Author: Nicol Dynes, Real Asset Media
In the fast-evolving senior living sector there is an ongoing debate about the separation of independent residences from care homes and medical facilities, delegates heard at Real Asset Media´s Senior Housing and Healthcare investment briefing, which took place online on the REALX.Global platform recently.
¨Seniors who are healthy and wealthy want to live in a pleasant resort, use the swimming pool, play tennis and golf and lead an active life,¨ said Erol Riza, managing director, Mithra Capital Advisors.
¨They also want the reassurance that if something happens to them they can move into accommodation with some kind of assistance. But they don´t want the medical or dementia wing under the same roof.”
What is needed is a continuum of care, from independent living to assisted living to care homes, to cater for people´s needs as they arise. The question is how to go about it in practice.
Different solutions are being explored. In Canada, Origin has a building with independent living on one side and a separate but connected wing for dementia patients.
¨It is important to be in the same building because often in a couple you have one person who is self-sufficient and the other with dementia,¨ said Krystof Jacunski, CEO, president of the board, founder, Origin Polska.¨There is a very discreet, invisible combination so that husband and wife can still be together even if one of them needs assistance and the other does not.”
Healthy people want sports facilities, not a nursing home next door
Healthy people do not like to live next to a nursing home, he said, and they want wellness and sports facilities so they can take care of themselves and lead good quality lives for longer. But they also want to know they can have immediate assistance when they need it, which is not something the state sector can always provide.
A similar debate is happening about whether discretion or openness should prevail in senior residences.

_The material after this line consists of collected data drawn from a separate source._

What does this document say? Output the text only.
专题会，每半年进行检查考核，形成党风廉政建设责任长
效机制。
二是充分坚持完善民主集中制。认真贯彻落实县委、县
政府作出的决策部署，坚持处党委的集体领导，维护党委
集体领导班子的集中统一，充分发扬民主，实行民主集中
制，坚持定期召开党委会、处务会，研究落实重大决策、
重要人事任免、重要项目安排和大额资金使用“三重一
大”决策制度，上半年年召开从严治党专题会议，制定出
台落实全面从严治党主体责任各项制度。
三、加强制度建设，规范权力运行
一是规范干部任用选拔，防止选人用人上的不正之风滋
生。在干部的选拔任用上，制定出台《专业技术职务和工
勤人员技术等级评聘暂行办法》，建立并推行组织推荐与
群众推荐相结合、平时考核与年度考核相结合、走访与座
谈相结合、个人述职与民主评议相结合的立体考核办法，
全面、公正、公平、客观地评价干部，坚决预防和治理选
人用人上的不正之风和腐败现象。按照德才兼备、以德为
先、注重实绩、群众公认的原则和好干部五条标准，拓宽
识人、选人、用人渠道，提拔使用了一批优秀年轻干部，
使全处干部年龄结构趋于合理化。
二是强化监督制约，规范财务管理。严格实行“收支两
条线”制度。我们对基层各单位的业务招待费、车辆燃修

¨We have an open door policy in our residences because we believe in bringing outside life in,¨ said Thibault Sartini, CEO, cluster new countries, Orpea Group. ¨Even office workers can come and eat in our restaurants, which is good for everyone.¨
Special units can be kept separate, but it is positive for independent seniors to maintain their lifestyle as much as possible after they retire. Studies show that keeping physically and socially active can slow down early stage dementia, giving people an extra lease of quality life.
¨We should not hide people away when they are no longer 100% healthy,¨ said Laura de Wit, CEO, president of the board, founder, Miller White Group. ¨It is a worrying tendency that we should combat.”